ケン・フォレット 大聖堂
久しぶりの書評です。この数ヶ月、ずっとバッグの中にこの本が入っていて、その間殆ど他の本は読んでいませんでした。
600ページくらいのぶ厚いのが上、中、下とあります。読みたいと思う本が身近に無いと不安になってしまう自分なのですが、これだけあれば安心です。
12世紀のイギリスを舞台とする物語です。もてる技術や知識の集大成として大聖堂の建立に挑むトムとジャックの建築家親子(正確にはトムはジャックの義父)、清貧で高潔な修道院長フィリップ、伯爵の娘で凋落するも強い女性の生き方を貫くアリエナを中心に、とても様々な個性の持ち主が多数登場して飽きることがありません。
ヘンリー2世やカンタベリ大司教トマス・ベケット等歴史上実在の人物も多数登場します。

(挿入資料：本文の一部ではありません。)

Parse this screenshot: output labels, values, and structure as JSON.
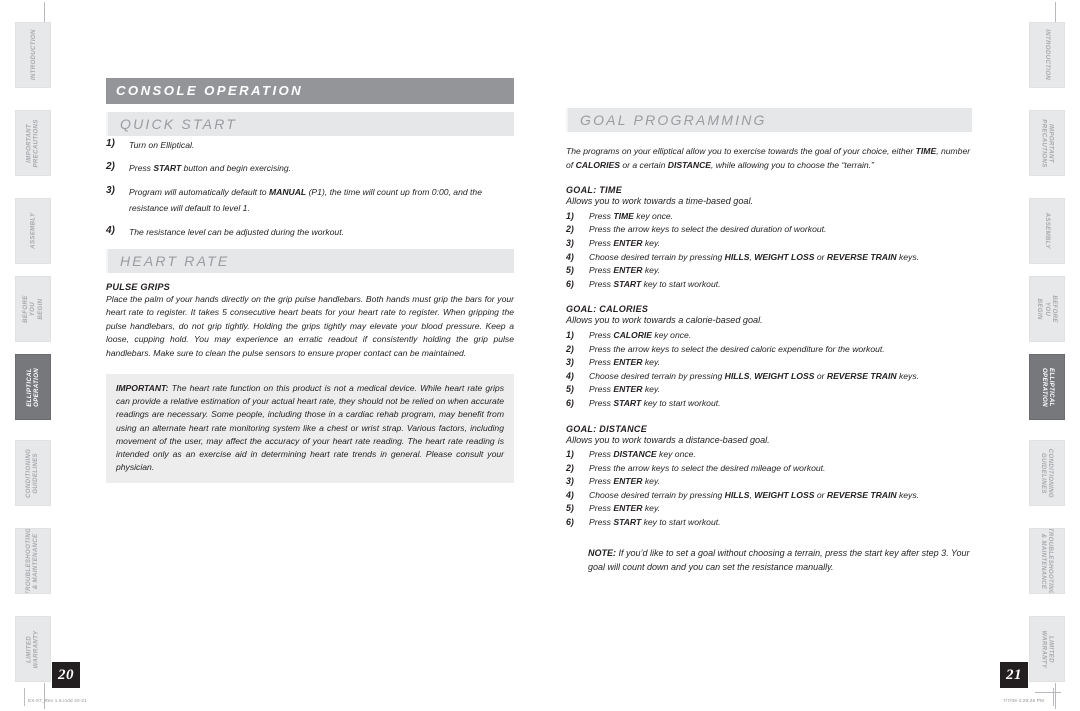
{
  "document": {
    "title": "CONSOLE OPERATION",
    "footer_left": "EX-67_Rev 1.6.indd   20-21",
    "footer_right": "7/7/08   4:29:26 PM",
    "page_left": "20",
    "page_right": "21"
  },
  "tabs": {
    "active": "ELLIPTICAL\nOPERATION",
    "items": [
      "INTRODUCTION",
      "IMPORTANT\nPRECAUTIONS",
      "ASSEMBLY",
      "BEFORE\nYOU BEGIN",
      "ELLIPTICAL\nOPERATION",
      "CONDITIONING\nGUIDELINES",
      "TROUBLESHOOTING\n& MAINTENANCE",
      "LIMITED\nWARRANTY"
    ]
  },
  "left_page": {
    "section_title": "CONSOLE OPERATION",
    "quick_start": {
      "heading": "QUICK START",
      "steps": [
        {
          "num": "1)",
          "html": "Turn on Elliptical."
        },
        {
          "num": "2)",
          "html": "Press <b>START</b> button and begin exercising."
        },
        {
          "num": "3)",
          "html": "Program will automatically default to <b>MANUAL</b> (P1), the time will count up from 0:00, and the resistance will default to level 1."
        },
        {
          "num": "4)",
          "html": "The resistance level can be adjusted during the workout."
        }
      ]
    },
    "heart_rate": {
      "heading": "HEART RATE",
      "pulse_grips_head": "PULSE GRIPS",
      "pulse_grips_body": "Place the palm of your hands directly on the grip pulse handlebars. Both hands must grip the bars for your heart rate to register. It takes 5 consecutive heart beats for your heart rate to register. When gripping the pulse handlebars, do not grip tightly. Holding the grips tightly may elevate your blood pressure. Keep a loose, cupping hold. You may experience an erratic readout if consistently holding the grip pulse handlebars. Make sure to clean the pulse sensors to ensure proper contact can be maintained.",
      "important_label": "IMPORTANT:",
      "important_body": "The heart rate function on this product is not a medical device. While heart rate grips can provide a relative estimation of your actual heart rate, they should not be relied on when accurate readings are necessary. Some people, including those in a cardiac rehab program, may benefit from using an alternate heart rate monitoring system like a chest or wrist strap. Various factors, including movement of the user, may affect the accuracy of your heart rate reading. The heart rate reading is intended only as an exercise aid in determining heart rate trends in general.  Please consult your physician."
    }
  },
  "right_page": {
    "goal_programming": {
      "heading": "GOAL PROGRAMMING",
      "intro_html": "The programs on your elliptical allow you to exercise towards the goal of your choice, either <b>TIME</b>, number of <b>CALORIES</b> or a certain <b>DISTANCE</b>, while allowing you to choose the “terrain.”",
      "goals": [
        {
          "head": "GOAL:  TIME",
          "desc": "Allows you to work towards a time-based goal.",
          "steps": [
            {
              "num": "1)",
              "html": "Press <b>TIME</b> key once."
            },
            {
              "num": "2)",
              "html": "Press the arrow keys to select the desired duration of workout."
            },
            {
              "num": "3)",
              "html": "Press <b>ENTER</b> key."
            },
            {
              "num": "4)",
              "html": "Choose desired terrain by pressing <b>HILLS</b>, <b>WEIGHT LOSS</b> or <b>REVERSE TRAIN</b> keys."
            },
            {
              "num": "5)",
              "html": "Press <b>ENTER</b> key."
            },
            {
              "num": "6)",
              "html": "Press <b>START</b> key to start workout."
            }
          ]
        },
        {
          "head": "GOAL:  CALORIES",
          "desc": "Allows you to work towards a calorie-based goal.",
          "steps": [
            {
              "num": "1)",
              "html": "Press <b>CALORIE</b> key once."
            },
            {
              "num": "2)",
              "html": "Press the arrow keys to select the desired caloric expenditure for the workout."
            },
            {
              "num": "3)",
              "html": "Press <b>ENTER</b> key."
            },
            {
              "num": "4)",
              "html": "Choose desired terrain by pressing <b>HILLS</b>, <b>WEIGHT LOSS</b> or <b>REVERSE TRAIN</b> keys."
            },
            {
              "num": "5)",
              "html": "Press <b>ENTER</b> key."
            },
            {
              "num": "6)",
              "html": "Press <b>START</b> key to start workout."
            }
          ]
        },
        {
          "head": "GOAL:  DISTANCE",
          "desc": "Allows you to work towards a distance-based goal.",
          "steps": [
            {
              "num": "1)",
              "html": "Press <b>DISTANCE</b> key once."
            },
            {
              "num": "2)",
              "html": "Press the arrow keys to select the desired mileage of workout."
            },
            {
              "num": "3)",
              "html": "Press <b>ENTER</b> key."
            },
            {
              "num": "4)",
              "html": "Choose desired terrain by pressing <b>HILLS</b>, <b>WEIGHT LOSS</b> or <b>REVERSE TRAIN</b> keys."
            },
            {
              "num": "5)",
              "html": "Press <b>ENTER</b> key."
            },
            {
              "num": "6)",
              "html": "Press <b>START</b> key to start workout."
            }
          ]
        }
      ],
      "note_label": "NOTE:",
      "note_body": "If you’d like to set a goal without choosing a terrain, press the start key after step 3. Your goal will count down and you can set the resistance manually."
    }
  },
  "colors": {
    "band_main_bg": "#939598",
    "band_sub_bg": "#e6e7e9",
    "tab_bg": "#e7e8ea",
    "tab_active_bg": "#77787b",
    "text": "#231f20",
    "page_badge_bg": "#231f20"
  }
}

物語の雰囲気はドラクエの世界そのものです。ドラクエの音楽、例えばこういうのをBGMに流しながら読むと、かなりその世界に浸れるのではないかと思います。 教会の司祭や町の人たちはもちろん、王様、森に住む人とか、ゾンビのような森の無宿者、さらに「小ボス」よろしくウィリアム、「大ボス」よろしくウォールランというキャラクターも登場します。
中世イギリスの風俗も楽しめます。エールという飲み物が何度も登場します。原始的なビールのことのようです。強いエール、弱いエールというのがあって、弱いエールは子供も飲み、大人は強いエールを飲んで酔っ払っています。詳しくはWikipediaを参照。
来ている衣服は殆どがチュニックで、王様も農民も基本的には同じです。今チュニックというと裾の広がった女性用のトップスに限定されているようですが、歴史は相当古いもののようです。
名前でも勉強になります。後半の主人公、ジャック・ジャクスンの苗字のジャクスンはジャックの息子という意味です。そうマイケル・ジャクソンのご先祖もジャックという名前だったはず、ということに気づきます。
このあとまだ、続編の大聖堂-果てしなき世界というのがまた上、中、下、とあり、楽しみが続きます。